Merencana sambil tasyakur nikmat atas bebasnya Ibu Hajjah Rahmah El Yunusiyah di Padang Panjang dari karantina politik orde lama, telah mempertemukan teman, guru dan bekas murid dan membuahkan kesepakatan bahwa ilmu pengetahuan praktis yang telah didapat di Jawa Barat yakni sutera alam dan tikar mendong harus diperkembangkan pula di Sumatera Barat.
Gerakannya perlu dilaksanakan melalui kursus dan latihan. Latihan pertama dilakukan pada tanggal 15 April sampai dengan 15 Mei 1963 di Balingka, dengan diikuti oleh 20 orang ibu-ibu Muslimah.
Bayangan masa depan yang menyeruak penuh harapan di antara tekanan diktator yang dikendalikan oleh PKI telah merayap
dari sudut ke sudut hati setiap peserta, walaupun juga barangkali dirasakan, bahwa di antara hal-hal itu ada yang demikian barunya sehingga sukar, malah rasa-rasa tak mungkin dapat mencapainya.
Semboyan kita ialah :
– Yang mudah sudah dikerjakan orang
– Yang sukar kita kerjakan sekarang
– Yang tak mungkin kita kerjakan besok
– Dengan mengharapkan hidayat Ilahi
“Katakanlah: Wahai kaumku, berbuatlah kamu sehabis-habis kemampuan-mu, akupun berbuat (pula). Kelak kamu akan mengetahui, siapakah diantara kita yang akan memperoleh hasil yang baik dari dunia ini. Sesungguhnya orang yang zalim itu tidak akan mendapat keberuntungan”. (QS.6, Al An’am : 135).
Itulah bunyi semboyan yang menjadi pesan Bapak Mohamad Natsirdalam pedoman pemulihan tenaga terpelanting, sedari dulu di pertengahan November 1961.
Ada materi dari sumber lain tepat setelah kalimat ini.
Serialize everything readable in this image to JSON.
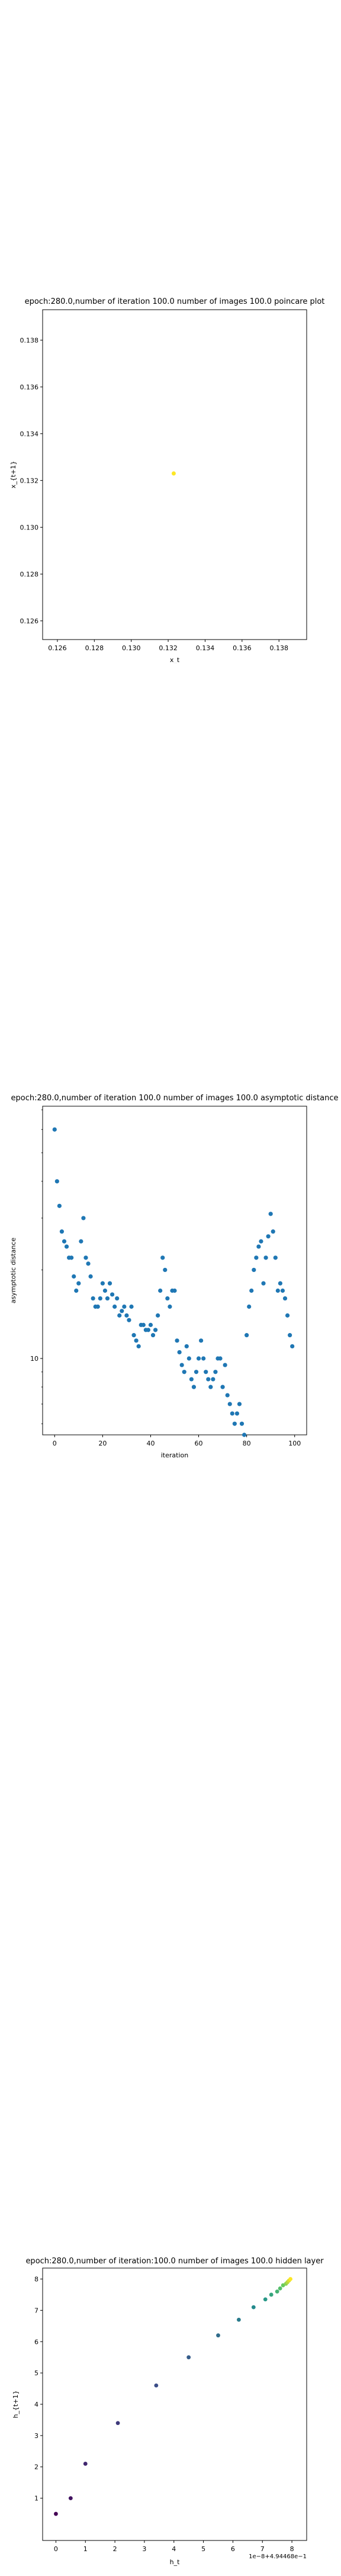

Usaha-usaha mempelajari pengetahuan praktis itu, tidaklah hanya dicukupkan dengan apa yang telah dilakukan oleh rombongan pria, akan tetapi merasakan pula pentingnya dipelajari oleh wanita- wanita dalam mempertinggi kesejahteraan hidup di rumah tangga.
Pemeliharaan hubungan kerjasama sesama keluarga seperti telah dilakukan oleh Djanamar Adjam dengan H.M. Miftah sekeluarga di Pasar Minggu pada November 1963, dalam memperkenalkan cara usaha pembibitan dan penanaman Tanaman Holtikultura.
Disamping itu juga dikembangkan pengetahuan penganyaman topi bambu di desa Cangkok Tangerang, umpamanya pula mempelajari penanaman padi dan jagung ke Lembaga Padi dan Jagung di Bogor terutama dikalangan “bundo kandung” kaum ibu penting pula dikembangkan melalui latihan-latihan praktis.
Pengenalan bibit harapan, penggunaan pupuk yang tepat, percobaan penanaman pertama, sampai kepada praktik pembibitan sayur mayur.
Dimulai dari penanaman bibit “bayam hikmat” (bapinas astunensis) yang dikirimkan dari wisma peristirahatan Ashhabul qafash, di tengah mana Bapak Mohamad Natsirditahan di Rumah Tahanan Militer di Jakarta.
Disemai dan ditanamkan pula di lingkungan keluarga.
Maka tidaklah salah, mungkin berkat kemurahan Ilahi, “bibit yang halus” yang disemaikan dengan baik, dipelihara dengan tekun dan sabar disertai pesan secarik kertas kecil dari balik dinding tahanan pada Desember 1963, “sesudah dipotong makin bercabang”, dirasakan nikmat oleh setiap keluarga yang menerima.
Sebagai amanat yang harus dipelihara dalam kerangka “bai’atul qurba’ itu. Dan seorang, keluarga Buya Haji Bakri Suleman di Pekanbaru mengungkapkan dengan penuh pengertian “kuunuu ..bayaaman..”, merupakan buhul yang kian saat makin erat untuk mengangkat amal-amal nyata yang lebih berat. []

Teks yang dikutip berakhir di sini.